BAB II KAJIAN PUSTAKA
2.1. Bangunan Gedung (BG) A. Pengertian 1) Bangunan Gedung adalah wujud fisik hasil pekerjaan konstruksi yang menyatu dengan tempat kedudukannya, sebagian atau seluruhnya berada di atas dan/atau di dalam tanah dan/atau air, yang berfungsi sebagai tempat manusia melakukan kegiatannya, baik untuk hunian atau tempat tinggal, kegiatan keagamaan, kegiatan usaha, kegiatan sosial, budaya, maupun kegiatan khusus. 2) Bangunan gedung umum adalah bangunan gedung yang fungsinya untuk kepentingan publik, baik berupa fungsi keagamaan, fungsi usaha, maupun sosial dan budaya. 3) Bangunan gedung tertentu adalah bangunan gedung yang digunakan untuk kepentingan umum dan bangunan gedung fungsi khusus, yang dalam pembangunan dan/atau pemanfaatannya membutuhkan pengelolaan khusus dan/atau memiliki kompleksitas tertentu yang dapat menimbulkan dampak penting terhadap masyarakat dan lingkungannya. B. Fungsi Bangunan Gedung (BG) Fungsi bangunan gedung merupakan ketetapan pemenuhan persyaratan teknis bangunan gedung, baik ditinjau dari segi tata bangunan dan lingkungannya, maupun keandalan bangunan gedungnya.
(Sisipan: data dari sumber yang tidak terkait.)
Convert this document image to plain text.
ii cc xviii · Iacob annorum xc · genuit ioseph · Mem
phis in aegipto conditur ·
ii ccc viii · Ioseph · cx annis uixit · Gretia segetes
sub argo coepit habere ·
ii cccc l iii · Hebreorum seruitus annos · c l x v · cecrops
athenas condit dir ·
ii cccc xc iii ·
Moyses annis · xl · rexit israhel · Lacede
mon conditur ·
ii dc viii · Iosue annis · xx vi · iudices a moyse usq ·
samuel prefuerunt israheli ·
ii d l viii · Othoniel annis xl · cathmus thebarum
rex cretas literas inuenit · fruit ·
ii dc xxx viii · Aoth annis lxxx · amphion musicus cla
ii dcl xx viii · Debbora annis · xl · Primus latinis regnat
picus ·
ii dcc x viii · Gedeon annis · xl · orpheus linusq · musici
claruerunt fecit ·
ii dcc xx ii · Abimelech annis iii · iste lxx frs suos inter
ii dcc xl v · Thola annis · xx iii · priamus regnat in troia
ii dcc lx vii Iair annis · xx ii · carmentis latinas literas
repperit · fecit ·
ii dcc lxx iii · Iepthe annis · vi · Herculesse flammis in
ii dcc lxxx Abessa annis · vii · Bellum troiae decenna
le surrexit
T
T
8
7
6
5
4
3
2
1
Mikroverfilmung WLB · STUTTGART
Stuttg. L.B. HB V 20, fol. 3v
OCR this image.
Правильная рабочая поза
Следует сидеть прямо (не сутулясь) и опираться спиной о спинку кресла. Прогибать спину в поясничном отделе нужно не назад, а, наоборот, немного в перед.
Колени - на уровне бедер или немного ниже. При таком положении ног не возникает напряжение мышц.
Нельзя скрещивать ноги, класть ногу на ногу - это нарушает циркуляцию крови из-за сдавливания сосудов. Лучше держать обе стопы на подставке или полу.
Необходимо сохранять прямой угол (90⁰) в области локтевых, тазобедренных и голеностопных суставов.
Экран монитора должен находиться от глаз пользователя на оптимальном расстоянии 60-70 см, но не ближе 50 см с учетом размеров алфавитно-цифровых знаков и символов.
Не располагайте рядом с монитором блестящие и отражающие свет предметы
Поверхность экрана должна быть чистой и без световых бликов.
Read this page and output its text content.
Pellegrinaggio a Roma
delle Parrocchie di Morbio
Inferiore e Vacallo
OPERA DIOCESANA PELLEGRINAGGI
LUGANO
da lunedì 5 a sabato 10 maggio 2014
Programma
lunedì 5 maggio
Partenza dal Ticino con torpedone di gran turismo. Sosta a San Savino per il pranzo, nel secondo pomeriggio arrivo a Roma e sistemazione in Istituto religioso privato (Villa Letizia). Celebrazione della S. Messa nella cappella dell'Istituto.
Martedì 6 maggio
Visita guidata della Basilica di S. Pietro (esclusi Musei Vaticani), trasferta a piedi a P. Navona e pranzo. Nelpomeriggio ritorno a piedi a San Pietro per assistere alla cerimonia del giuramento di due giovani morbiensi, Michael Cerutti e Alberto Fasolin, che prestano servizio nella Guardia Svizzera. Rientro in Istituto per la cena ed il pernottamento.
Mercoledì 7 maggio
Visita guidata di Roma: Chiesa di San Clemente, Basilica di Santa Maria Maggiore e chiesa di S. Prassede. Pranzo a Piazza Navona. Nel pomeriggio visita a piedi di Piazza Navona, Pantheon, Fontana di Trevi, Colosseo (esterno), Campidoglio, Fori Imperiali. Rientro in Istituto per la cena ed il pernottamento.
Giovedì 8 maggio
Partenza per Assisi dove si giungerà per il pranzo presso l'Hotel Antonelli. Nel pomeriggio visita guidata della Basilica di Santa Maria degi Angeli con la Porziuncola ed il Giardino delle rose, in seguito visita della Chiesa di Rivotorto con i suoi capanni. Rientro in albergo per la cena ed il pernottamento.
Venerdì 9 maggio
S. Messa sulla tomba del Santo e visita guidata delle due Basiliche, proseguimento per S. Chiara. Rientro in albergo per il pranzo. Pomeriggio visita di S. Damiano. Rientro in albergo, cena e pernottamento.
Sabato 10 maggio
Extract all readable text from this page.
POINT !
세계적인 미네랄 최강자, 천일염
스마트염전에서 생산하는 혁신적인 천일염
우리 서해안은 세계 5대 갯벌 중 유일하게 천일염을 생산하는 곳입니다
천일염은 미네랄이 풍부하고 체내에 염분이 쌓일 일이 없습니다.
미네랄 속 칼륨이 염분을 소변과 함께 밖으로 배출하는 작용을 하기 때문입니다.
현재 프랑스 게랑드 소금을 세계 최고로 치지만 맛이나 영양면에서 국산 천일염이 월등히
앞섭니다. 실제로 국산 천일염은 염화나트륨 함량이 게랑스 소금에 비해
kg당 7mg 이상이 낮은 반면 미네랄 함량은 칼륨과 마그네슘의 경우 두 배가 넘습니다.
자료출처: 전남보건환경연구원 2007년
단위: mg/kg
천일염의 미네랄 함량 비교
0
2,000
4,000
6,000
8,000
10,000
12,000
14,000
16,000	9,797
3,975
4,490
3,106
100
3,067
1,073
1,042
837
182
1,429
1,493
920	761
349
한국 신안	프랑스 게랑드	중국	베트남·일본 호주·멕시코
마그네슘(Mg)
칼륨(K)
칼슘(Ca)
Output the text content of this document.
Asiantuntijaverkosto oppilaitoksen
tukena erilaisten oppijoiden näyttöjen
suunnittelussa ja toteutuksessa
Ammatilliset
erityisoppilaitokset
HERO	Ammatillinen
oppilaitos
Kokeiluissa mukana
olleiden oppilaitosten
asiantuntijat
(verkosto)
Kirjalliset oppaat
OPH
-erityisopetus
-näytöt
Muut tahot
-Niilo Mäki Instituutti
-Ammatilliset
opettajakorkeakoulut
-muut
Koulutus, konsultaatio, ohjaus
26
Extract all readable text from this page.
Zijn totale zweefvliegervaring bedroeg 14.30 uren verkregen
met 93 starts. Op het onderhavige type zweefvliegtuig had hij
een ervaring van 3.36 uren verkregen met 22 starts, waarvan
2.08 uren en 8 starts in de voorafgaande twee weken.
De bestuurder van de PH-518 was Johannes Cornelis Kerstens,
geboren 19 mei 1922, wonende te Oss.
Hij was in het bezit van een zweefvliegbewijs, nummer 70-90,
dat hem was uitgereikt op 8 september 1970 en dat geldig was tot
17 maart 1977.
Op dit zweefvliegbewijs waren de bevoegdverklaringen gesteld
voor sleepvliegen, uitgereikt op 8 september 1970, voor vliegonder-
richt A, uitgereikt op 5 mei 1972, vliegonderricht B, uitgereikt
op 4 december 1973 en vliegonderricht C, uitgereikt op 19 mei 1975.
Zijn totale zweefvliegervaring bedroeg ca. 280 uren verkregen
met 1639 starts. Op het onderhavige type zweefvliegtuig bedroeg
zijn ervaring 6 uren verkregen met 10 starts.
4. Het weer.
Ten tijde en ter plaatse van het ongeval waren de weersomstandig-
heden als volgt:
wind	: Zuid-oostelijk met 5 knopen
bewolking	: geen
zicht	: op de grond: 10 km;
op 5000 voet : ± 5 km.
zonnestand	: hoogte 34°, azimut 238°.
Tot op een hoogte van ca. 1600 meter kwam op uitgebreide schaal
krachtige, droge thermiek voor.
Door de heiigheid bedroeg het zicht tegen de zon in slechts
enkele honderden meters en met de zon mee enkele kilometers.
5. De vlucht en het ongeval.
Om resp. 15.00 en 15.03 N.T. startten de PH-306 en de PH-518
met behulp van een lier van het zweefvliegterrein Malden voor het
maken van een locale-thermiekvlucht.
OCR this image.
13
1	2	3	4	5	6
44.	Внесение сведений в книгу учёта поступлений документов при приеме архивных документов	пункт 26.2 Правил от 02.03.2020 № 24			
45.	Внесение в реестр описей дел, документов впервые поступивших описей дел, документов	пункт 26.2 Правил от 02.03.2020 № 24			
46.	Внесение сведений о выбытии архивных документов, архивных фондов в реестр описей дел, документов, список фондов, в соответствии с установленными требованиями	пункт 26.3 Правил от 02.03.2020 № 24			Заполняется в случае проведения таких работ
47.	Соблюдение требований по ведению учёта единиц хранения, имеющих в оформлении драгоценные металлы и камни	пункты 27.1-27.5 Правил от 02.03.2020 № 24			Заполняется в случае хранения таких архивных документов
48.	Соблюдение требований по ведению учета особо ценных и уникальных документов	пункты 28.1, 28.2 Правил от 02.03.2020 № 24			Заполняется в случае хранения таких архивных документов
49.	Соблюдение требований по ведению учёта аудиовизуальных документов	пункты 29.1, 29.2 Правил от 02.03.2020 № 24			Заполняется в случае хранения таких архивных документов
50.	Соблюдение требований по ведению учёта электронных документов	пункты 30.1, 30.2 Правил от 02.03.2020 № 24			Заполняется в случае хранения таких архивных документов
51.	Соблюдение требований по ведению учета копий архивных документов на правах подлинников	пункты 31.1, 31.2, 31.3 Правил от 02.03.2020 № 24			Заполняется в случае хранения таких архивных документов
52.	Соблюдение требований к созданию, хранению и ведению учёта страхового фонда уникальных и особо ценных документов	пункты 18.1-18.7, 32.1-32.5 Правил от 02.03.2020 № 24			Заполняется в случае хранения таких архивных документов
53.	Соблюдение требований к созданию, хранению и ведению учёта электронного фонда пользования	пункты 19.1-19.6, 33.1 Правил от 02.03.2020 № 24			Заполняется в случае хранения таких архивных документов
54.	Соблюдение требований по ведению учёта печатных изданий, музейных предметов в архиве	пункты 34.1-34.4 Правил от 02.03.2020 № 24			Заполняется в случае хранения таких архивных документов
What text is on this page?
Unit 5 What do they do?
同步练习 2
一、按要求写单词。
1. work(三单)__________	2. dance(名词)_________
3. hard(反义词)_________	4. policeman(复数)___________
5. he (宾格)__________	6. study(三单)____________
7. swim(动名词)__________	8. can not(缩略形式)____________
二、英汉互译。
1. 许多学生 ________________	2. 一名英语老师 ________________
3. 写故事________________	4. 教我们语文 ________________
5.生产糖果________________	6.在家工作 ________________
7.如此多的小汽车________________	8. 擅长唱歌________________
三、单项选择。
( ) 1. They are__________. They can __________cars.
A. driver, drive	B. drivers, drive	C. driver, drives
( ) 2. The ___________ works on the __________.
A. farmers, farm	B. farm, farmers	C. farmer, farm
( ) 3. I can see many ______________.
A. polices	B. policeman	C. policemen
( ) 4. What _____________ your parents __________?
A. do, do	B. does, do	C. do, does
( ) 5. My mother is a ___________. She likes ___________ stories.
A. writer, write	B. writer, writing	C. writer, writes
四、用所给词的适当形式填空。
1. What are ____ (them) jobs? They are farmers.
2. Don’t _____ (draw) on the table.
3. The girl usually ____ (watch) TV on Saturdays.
Fungsi bangunan gedung meliputi fungsi hunian, fungsi keagamaan, fungsi usaha, fungsi sosial dan budaya, serta fungsi khusus. Dalam satu bangunan gedung dapat memiliki lebih dari satu fungsi sebagaimana dimaksud pada fungsi fungsi tersebut diatas. C. Klasifikasi Bangunan Gedung (BG) Klasifikasi bangunan gedung adalah klasifikasi dari fungsi bangunan gedung berdasarkan pemenuhan tingkat persyaratan administratif dan persyaratan teknisnya.Namun berdasarkan fungsi persyaratan teknis diklasifikasikan berdasarkan tingkat kompleksitas, tingkat permanensi, tingkat risiko kebakaran, zonasi gempa, lokasi, ketinggian, dan/atau kepemilikan.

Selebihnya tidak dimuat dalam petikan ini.